1. UNEXPECTED deaths. Cardiovascular disease kills lots of people. Cancer kills lots of people. Shark attacks DO NOT kill lots of people. One might be frightened to anticipate dying of something that hardly kills anyone.

2. PAINFUL deaths. Here’s an Anthony Jeselnik joke: “My grandmother died last year. Initially, we all thought she died in the best way possible. What’s the best way possible? Right, in her sleep. But then we had an autopsy and we found grandma died in the worst, most gruesome way possible. During an autopsy.” In fact, numerically, dying in one’s sleep is orders of magnitude more likely than dying during an autopsy (which I doubt has actually ever happened unless you count vivisection.) But it’s hopefully understandable why the thought of the latter is more frightening than the thought of the former.
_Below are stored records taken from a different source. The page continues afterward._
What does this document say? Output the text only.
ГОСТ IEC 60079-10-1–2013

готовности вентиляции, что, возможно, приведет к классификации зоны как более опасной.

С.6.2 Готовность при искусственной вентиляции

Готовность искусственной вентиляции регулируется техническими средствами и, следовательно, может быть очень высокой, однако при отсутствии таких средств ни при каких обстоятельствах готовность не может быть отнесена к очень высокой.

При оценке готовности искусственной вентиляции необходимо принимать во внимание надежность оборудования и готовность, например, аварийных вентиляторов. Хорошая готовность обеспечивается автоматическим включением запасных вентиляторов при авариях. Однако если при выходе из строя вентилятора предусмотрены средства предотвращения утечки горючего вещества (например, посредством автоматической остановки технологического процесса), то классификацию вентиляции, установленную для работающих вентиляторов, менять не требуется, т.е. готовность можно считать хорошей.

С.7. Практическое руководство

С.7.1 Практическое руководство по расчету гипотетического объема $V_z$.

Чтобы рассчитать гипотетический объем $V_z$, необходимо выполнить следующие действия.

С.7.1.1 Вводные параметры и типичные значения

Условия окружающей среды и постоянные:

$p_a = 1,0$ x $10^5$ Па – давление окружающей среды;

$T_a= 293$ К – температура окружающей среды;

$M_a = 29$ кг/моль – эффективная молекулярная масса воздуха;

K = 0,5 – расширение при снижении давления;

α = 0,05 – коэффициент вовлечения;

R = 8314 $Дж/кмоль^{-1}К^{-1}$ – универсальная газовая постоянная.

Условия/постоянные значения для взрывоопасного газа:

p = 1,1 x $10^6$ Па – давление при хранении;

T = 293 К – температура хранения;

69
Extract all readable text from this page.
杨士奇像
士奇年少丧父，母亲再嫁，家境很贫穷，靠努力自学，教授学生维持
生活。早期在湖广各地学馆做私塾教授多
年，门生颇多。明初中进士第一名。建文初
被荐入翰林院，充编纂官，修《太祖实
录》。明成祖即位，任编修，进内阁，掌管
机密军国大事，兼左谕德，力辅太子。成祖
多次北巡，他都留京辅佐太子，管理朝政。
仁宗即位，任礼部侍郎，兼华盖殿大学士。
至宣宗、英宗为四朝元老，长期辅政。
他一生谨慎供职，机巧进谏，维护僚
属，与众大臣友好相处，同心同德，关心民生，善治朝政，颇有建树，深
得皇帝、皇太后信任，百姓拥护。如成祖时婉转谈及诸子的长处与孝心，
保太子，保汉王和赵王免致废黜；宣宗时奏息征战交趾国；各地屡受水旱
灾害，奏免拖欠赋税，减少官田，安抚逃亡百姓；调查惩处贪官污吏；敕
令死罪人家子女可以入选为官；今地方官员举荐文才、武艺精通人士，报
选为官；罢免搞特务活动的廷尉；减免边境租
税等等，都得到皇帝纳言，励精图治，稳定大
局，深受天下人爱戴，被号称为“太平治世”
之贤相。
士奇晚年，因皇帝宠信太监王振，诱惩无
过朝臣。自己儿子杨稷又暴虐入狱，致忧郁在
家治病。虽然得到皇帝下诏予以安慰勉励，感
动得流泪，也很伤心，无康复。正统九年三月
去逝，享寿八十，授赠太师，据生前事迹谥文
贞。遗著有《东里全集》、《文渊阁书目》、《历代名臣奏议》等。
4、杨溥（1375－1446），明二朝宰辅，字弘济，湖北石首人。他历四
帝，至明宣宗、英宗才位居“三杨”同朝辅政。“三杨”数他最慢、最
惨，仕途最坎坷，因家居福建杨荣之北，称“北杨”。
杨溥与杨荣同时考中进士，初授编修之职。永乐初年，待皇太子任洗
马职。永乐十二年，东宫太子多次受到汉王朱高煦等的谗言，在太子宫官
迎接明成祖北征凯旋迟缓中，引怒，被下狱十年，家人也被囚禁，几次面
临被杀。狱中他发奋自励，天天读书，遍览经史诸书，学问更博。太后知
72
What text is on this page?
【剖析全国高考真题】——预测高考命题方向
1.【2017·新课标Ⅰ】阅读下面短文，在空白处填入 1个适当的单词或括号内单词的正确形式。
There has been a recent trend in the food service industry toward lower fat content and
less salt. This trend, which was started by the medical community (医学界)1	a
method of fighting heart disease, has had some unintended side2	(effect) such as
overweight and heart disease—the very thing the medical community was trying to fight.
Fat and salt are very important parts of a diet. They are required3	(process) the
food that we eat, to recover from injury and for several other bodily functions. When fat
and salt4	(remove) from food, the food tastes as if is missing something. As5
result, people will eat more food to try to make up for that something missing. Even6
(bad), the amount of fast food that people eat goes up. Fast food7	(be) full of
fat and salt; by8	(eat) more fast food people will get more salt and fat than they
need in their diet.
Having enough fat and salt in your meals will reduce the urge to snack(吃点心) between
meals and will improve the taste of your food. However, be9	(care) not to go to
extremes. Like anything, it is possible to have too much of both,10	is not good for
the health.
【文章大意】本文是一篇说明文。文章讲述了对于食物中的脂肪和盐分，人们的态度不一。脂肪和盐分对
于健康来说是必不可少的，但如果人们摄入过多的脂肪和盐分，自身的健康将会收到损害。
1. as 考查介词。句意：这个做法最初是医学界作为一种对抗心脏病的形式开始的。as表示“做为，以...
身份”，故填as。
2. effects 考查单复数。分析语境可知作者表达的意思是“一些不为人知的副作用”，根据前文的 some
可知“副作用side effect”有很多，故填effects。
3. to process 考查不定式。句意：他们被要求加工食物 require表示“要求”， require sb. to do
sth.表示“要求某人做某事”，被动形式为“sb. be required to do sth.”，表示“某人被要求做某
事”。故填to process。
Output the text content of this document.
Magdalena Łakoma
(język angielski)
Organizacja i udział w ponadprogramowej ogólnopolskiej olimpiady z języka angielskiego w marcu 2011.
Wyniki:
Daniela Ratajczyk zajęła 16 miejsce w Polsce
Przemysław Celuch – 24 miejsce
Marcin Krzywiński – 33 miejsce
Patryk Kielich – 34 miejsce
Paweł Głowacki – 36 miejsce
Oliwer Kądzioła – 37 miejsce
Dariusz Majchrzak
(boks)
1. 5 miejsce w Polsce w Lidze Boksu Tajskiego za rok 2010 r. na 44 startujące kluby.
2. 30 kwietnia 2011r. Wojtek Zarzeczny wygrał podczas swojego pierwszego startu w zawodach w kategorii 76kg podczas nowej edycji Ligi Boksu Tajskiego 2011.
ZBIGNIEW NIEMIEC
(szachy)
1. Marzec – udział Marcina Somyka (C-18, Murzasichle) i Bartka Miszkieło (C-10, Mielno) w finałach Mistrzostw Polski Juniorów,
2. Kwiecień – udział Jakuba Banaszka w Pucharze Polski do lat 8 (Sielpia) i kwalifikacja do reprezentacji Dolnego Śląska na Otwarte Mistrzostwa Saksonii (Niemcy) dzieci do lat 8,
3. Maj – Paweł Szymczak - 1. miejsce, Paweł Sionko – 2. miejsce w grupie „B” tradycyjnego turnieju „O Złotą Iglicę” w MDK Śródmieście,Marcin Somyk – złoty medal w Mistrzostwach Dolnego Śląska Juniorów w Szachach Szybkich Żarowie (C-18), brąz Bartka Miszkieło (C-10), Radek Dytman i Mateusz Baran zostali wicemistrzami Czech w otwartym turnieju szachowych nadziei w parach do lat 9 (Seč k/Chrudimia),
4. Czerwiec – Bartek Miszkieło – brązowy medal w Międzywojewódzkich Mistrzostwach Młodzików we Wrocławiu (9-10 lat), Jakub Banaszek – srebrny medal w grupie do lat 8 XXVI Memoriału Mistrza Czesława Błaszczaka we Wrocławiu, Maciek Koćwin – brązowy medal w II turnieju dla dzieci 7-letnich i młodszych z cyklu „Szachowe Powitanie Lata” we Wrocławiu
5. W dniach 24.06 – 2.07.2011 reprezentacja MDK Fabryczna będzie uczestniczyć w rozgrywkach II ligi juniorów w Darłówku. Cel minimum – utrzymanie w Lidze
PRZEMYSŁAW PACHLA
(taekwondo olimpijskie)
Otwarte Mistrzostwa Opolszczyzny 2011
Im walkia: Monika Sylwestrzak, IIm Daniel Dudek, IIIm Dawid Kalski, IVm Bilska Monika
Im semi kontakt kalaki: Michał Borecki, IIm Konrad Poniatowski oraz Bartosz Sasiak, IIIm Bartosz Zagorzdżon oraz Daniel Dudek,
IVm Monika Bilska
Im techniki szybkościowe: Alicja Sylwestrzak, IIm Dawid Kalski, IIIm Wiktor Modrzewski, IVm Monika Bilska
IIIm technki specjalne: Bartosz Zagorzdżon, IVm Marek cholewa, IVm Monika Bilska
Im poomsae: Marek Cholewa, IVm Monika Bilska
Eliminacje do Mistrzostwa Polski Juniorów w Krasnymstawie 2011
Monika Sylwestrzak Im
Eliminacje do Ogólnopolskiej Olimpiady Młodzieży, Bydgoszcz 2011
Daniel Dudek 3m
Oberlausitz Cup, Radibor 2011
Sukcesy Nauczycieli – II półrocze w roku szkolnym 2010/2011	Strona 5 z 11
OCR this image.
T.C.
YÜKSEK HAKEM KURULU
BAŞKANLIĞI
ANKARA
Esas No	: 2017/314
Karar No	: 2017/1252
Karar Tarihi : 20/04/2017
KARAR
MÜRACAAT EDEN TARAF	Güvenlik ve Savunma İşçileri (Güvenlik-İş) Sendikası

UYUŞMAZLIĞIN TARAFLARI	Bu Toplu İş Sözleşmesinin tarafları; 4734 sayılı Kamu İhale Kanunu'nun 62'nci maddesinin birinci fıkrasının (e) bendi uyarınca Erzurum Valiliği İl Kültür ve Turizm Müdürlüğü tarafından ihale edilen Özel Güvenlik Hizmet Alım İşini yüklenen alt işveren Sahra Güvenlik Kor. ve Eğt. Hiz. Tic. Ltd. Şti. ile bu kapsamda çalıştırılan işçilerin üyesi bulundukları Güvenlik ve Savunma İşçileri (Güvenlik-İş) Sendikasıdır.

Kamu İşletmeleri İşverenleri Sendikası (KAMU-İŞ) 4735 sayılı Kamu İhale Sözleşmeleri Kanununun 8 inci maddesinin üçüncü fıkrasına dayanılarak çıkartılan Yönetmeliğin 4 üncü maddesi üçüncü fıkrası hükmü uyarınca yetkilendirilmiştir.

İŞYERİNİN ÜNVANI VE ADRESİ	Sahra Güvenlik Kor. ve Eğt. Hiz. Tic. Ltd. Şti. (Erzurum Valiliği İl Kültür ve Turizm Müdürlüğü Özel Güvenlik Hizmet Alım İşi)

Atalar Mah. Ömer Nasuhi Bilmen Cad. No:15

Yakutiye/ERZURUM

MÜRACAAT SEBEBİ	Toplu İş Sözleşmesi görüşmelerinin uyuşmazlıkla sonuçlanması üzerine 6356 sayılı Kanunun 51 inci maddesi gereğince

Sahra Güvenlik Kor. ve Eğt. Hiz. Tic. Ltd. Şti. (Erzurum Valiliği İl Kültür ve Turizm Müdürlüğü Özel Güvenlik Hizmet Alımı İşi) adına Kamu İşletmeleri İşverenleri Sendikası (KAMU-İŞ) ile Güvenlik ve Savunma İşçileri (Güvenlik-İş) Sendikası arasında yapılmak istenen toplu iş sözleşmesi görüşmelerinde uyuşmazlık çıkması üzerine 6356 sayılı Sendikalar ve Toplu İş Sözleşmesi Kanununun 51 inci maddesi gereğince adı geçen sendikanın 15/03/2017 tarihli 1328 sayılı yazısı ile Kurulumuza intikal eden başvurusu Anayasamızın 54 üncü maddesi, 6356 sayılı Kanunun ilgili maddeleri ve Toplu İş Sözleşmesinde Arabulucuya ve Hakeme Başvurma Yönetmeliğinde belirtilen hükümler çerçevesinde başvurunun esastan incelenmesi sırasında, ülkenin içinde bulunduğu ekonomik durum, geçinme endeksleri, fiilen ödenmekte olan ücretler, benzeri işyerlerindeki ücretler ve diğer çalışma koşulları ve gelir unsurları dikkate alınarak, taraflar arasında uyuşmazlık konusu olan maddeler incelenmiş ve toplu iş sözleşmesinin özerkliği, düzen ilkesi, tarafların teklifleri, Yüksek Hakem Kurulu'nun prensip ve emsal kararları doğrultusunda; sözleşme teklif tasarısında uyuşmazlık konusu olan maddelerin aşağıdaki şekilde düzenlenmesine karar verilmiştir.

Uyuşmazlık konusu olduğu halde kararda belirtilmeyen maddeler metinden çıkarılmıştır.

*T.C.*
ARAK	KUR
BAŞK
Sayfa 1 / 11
3. SUDDEN deaths. The *novel* coronavirus infection is very unlikely to kill you, especially if you’re under 70. But unlike dying of cardiovascular disease, this is not a death you’ve given any thought to up until a year ago. So it’s more frightening. A *NEW* way to die.

4. UNFAIR deaths. The odds of dying of a terrorist attack are extremely low. But to most people it seems very UNFAIR to be a perfectly healthy, active individual with decades of life ahead of him in the morning and dead in the afternoon.

I’m sure if I gave it more than casual thought I could come up with other distinctions, but I hope my point is clear. The belief that fear of death from X should track likelihood of death from X is an assumption that is not obviously true—it needs at least to be argued for—and is most likely, IMHO, false.

I basically agree with most of what he said because Ross keyed in on our words “fear” and “afraid.” I think we should have focused not on fear but on what things it makes most sense for a person to invest in preventing. Terrorism? No. Shark attacks? No. Being killed by a policeman while unarmed? No. Living a life to avoid heart attacks or delay them by 5 years? Yes. Being cautious around social groups to avoid COVID-19? Yes.

Charley put it better. He wrote:

His [Ross’s] points are correct and we did use the word “fear,” but what we were getting at isn’t fear as much as being smart about risks. If you want to live a long life, what should you think about and do?

To summarize his points, if we make peace with a manner of death, we no longer fear it. We fear those deaths that are sudden, painful, and unexpected.

We could have used “being smart about fatal risks” instead of “what fatal risks to fear.” But at some point, we start sounding like Star Trek’s Spock.

Now back to me: Consider the hospice point. If you’re in a hospice, then, if it was a good decision for you to be there, you have exhausted the alternative ways of preventing, without great discomfort, the thing or things that you’ll die of. It makes sense both not to fear the thing that will kill you and also not to invest further in preventing it. The time to act would have been much earlier when possibly a change in life style could have given you a couple more years of good life.

Ross then added a short additional point:

BTW, here’s another (I think incorrect) implication of this line of reasoning. Assume “Dying in your sleep” and “Dying from shark attack” are statistically exactly equally likely. Does it then follow that one should be equally frightened at the two prospects? I suspect most people, told they are equally likely, would still more greatly fear dying of shark attack.

I answered Ross as follows:

Yes, I would much rather die in my sleep, as my grandfather did, rather than dying in sheer terror, as his passengers did.

But seriously, folks, it is true that if you  choose between two ways of dying that have equal probabilities, the one that is more painful is the one to avoid.

You could alter our analysis by scaling the numbers, though, and in many cases that won’t matter. For instance, imagine that you would hate being killed by a shark 1,000 times as much as dying in your sleep. The odds of being killed by a shark are still so low that it doesn’t make sense to take account of that in deciding whether to swim in the ocean.